Vision for improving public services in Cambodia
Secretary of State for the Ministry of Civil Service Mr. Youk Bunna, who completed his Master’s in Business Administration (MBA) in 2005 at Monash University, has a vision for an improved public service sector in Cambodia.
The Ministry of Civil Service of Cambodia is the policy implementing arm of the Royal Government of Cambodia (RGC), and the Ministry of Civil Service recently outlined three core strategies for administrative reform in the country:
- strengthening the quality and delivery of public services;
- strengthening the management and development of human resources; and
- further reforming the compensation regime of civil servants.
Born in Kampong Cham province, a fertile and busy centre for trade and transportation, alongside the Mekong River, and around 120 kilometres north of Phnom Penh, Mr. Youk Bunna completed his primary and secondary schooling in Kampong Cham.
Growing up in Kampong Cham Province, he was part of a large family – with three sisters and a brother. His father, a civil servant himself, and his mother, a small businessperson, encouraged all of their children to study and work hard at school.
“I always liked mathematics and literature in Primary School”, Mr. Youk Bunna explained.
“I seemed to be good at problem solving, so perhaps that set the pattern for my later studies.”
After graduating from secondary school, he had the opportunity to enrol at the Institute for Foreign Languages, or to study law at the Royal University of Law and Economics (RULE) in Phnom Penh.
Although a difficult decision, he chose to study Law at RULE, as he felt it would offer him greater career opportunities in the future.
He then won an overseas scholarship to complete his degree – in Law and Public Administration at Lyon, and after three years in France, returned to his old university as a lecturer, while also working as an assistant to the Secretary-General of the Cambodian Investment Board.
“But I felt that I needed to extend my economic skills, and although I learned a lot about European and French law in Lyon, I also wanted to gain experience in ‘anglo-saxon’ based law – so study in Australia seemed to me to be the best option to gain that expertise.”
“And at the same time, it would give me the opportunity to improve my English skills.”
Travelling to Australia in early-2004, his wife soon gave birth in Melbourne to their second child, a daughter.
“I was very happy in Australia”, he explained, “and I was very impressed with the way Australia delivered its services to the public.”

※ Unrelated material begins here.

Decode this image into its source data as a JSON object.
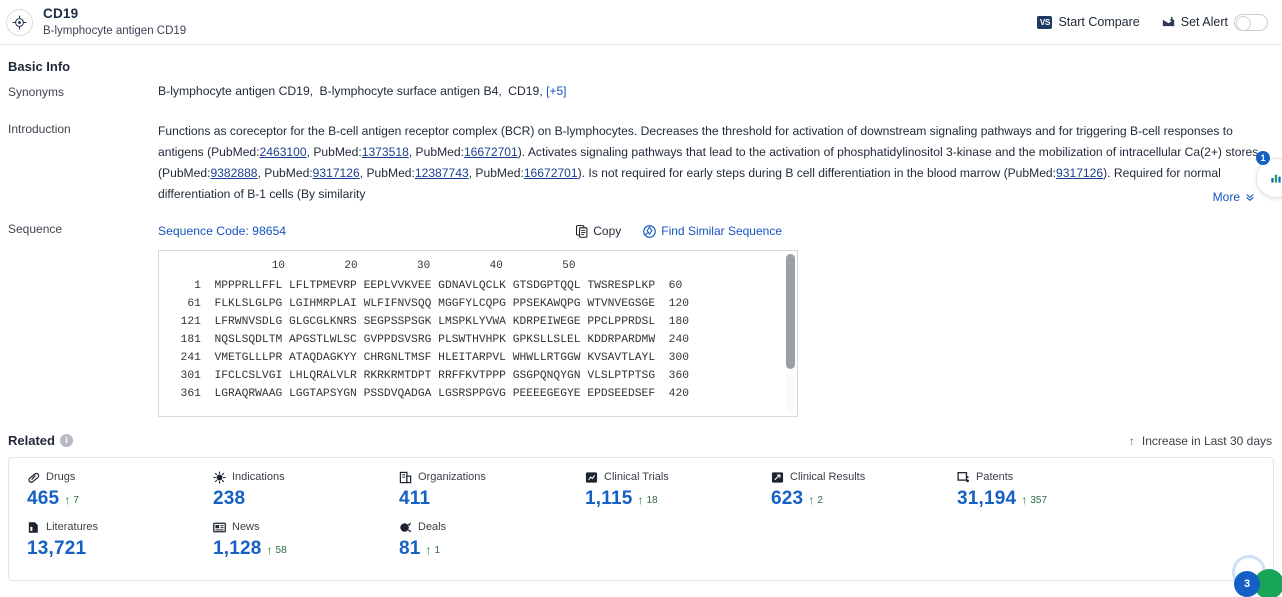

“People were very friendly and we were living in a very multicultural community in Melbourne; and although I was busy with my Masters studies, my wife had many opportunities to go to English classes, and to volunteer at the local Community Centre”.
Mr. Youk Bunna advises potential Australia Award scholarship applicants to prepare carefully if they want to get the maximum benefit from their studies.
“Firstly, you need to determine your objective for the future; secondly, have a thorough assessment of what you are doing right now.”
“Then choose a university and a course that will help you achieve your vision – but make sure it is line with your capacity.”
According to Mr. Youk Bunna, some Australia Award applicants chose a course and institution for all the wrong reasons - such as where their friends are, or choosing a city simply because they have heard a lot about it in the media.
“It cannot be just a dream… Building your capacity will not happen in just a year or two; it takes time.”
In planning his own Australian Award studies, he clearly identified his own knowledge and expertise gaps, and realised that he had to build his capacity in management and administration.
That self-awareness convinced him of the need to undertake thorough research about relevant courses in Australian universities.
Now that he has achieved most of his personal goals, he wants to implement the Cambodian Government’s vision for the public service.
“Now that I have a responsible part of public administration reform, I want to contribute my efforts to improving government services to the people of Cambodia.”
“I want to see our country catch up with others in the region, and to implement reforms that I saw had worked well in developed countries such as France and Australia.”
“But,” he added, “We have to start right now.”